Voulu par le prince-président Louis-Napoléon, cet ensemble immobilier, élevé de 1849 à 1851, était destiné à fournir des logements “sains et aérés” à 250 ouvriers de l'usine à gaz toute proche. Inspiré du phalanstère de Fourier, il incarne à la fois une utopie sociale, et la volonté du pouvoir politique de mettre la classe ouvrière sous sa coupe. Joli contraste entre les escaliers éclairés par des verrières qui conduisent à des passerelles desservant les différents logements, proches de l'architecture industrielle, et le jardin ombragé s'étendant derrière où l'on peut voir une ancienne fontaine.
Drôle d'église
Dressée par Théodore Ballu, entre 1861 et 1867, cette église est originale pour son double escalier qui la relie au square en contrebas et aux trois fontaines représentant La Foi, La Charité et L'Espérance. Loin des rigoureuses églises néo-classiques de la première moitié du XIXe, elle présente une façade néo-Renaissance abondamment sculptée, coiffée d’un audacieux clocher de 65 m de haut. Le grand compositeur français Olivier Messiaen fut titulaire de l'orgue pendant quarante ans. Le petit square permet une “halte sandwich” avant l'ascension vers les pentes de la butte Montmartre.
La beauté du geste
Trois boules de billard en médaillon surmontent la porte de cette salle prestigieuse depuis 1947. Pendant que certains roulent leur bille dans le plus grand sérieux, sur l’une des 16 tables, d’autres prennent un verre en admirant la déco.

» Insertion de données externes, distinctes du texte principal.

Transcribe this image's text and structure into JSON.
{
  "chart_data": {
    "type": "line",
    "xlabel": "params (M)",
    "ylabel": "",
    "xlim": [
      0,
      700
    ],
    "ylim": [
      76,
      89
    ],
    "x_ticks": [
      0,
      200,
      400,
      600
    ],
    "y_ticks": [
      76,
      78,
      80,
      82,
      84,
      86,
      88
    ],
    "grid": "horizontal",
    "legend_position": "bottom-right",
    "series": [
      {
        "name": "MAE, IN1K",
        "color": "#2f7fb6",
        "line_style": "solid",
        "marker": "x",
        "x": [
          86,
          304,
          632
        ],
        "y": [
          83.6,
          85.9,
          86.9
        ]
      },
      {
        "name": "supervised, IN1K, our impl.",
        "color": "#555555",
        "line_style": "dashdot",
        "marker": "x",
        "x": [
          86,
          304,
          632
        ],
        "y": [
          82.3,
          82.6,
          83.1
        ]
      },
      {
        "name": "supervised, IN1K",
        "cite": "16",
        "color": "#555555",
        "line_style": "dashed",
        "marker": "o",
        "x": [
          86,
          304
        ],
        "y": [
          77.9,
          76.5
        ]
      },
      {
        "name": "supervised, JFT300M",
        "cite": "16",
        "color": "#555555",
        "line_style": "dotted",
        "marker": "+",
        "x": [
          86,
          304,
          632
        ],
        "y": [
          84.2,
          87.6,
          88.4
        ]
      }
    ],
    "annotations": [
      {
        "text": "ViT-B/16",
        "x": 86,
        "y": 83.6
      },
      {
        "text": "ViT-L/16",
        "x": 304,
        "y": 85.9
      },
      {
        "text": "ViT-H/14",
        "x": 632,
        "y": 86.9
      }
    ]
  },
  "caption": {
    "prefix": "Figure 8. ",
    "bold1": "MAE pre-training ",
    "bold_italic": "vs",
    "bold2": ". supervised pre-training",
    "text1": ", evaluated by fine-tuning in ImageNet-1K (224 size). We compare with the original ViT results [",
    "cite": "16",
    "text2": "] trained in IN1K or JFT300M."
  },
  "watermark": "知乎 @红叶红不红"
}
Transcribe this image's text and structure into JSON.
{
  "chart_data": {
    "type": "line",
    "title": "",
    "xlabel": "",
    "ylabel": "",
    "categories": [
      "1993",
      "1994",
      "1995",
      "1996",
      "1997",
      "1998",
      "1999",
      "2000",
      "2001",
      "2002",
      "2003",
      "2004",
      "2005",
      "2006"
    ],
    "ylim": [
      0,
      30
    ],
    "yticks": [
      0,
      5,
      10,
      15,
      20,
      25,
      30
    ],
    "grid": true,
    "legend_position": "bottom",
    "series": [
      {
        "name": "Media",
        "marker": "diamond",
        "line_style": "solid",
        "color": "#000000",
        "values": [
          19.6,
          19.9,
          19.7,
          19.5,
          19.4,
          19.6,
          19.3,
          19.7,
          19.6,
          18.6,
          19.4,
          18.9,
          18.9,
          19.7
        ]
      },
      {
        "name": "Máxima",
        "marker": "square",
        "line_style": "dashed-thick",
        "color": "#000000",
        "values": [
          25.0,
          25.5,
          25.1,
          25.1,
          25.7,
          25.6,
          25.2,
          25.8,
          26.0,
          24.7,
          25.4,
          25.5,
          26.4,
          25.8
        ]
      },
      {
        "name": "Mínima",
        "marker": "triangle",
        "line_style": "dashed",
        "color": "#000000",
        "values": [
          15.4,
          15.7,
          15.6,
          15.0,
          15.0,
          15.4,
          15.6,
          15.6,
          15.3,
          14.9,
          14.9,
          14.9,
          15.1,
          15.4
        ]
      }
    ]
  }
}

Cette belle salle éclairée par une verrière et décorée de panneaux encadrés de pilastres, était autrefois l’un de ces nombreux “bouillons Duval” (du nom du boucher Pierre-Louis Duval, inventeur des brasseries populaires) où l’on venait se restaurer pour quelques sous d’un modeste bouillon de boeuf.
Salon littéraire
Le 29 avril 1874, Victor Hugo emménage dans cet édifice très sobre, sans balcons, au quatrième étage avec Juliette Drouet, sa belle-fille Alice et ses deux petits-enfants Georges et Jeanne. L’écrivain y donne beaucoup de réceptions où viennent briller les personnalités littéraires de son temps : les frères Goncourt, Louis Blanc, Flaubert, Gambetta, Clémenceau. C’est ici qu’il écrivit son dernier roman, “Quatre-vingt treize”, dédié à la Révolution française et à la Convention.
Cité des poètes
A côté du Moulin Rouge s’échappe une impasse de tranquillité longue de 80 mètres (pour 3 de large), signalée par une belle enseigne émaillée bleu et blanc joliment rétro. Avant-guerre, ce lotissement de petits pavillons et de jardinets, c’était le repaire des voyous de Pigalle. En 1953, Jacques Prévert s’y installa (au 6 bis), puis sur le palier d’en face, Boris Vian (il y écrivit l’Arrache-cœur et sa chanson Le Déserteur). C’est ici aussi que se réunissaient Raymond Queneau, Eugène Ionesco. Mais au fait, qui est ce Véron ? Le maire de la Butte, de 1830 à 1841.
Héroïne de roman
“Ici repose Alphonsine Plessis, née le 15 janvier 1824, décédée le 3 février 1847”. Cette timide épitaphe, sur une tombe du cimetière de Montmartre, est celle de la plus célèbre courtisane du XIXe siècle. Cette sépulture blanche, fleurie en permanence, évoque La Dame aux Camélias, d’Alexandre Dumas fils, dont elle a inspiré l’héroïne, et la Traviata, l’opéra qu’en tira Verdi. Cette petite paysanne de l’Orne, modeste modiste à Paris, fréquenta le gratin des arts et des lettres et devint une amoureuse célèbre sous le nom de Marie Duplessis. Elle mourut à 23 ans de la tuberculose.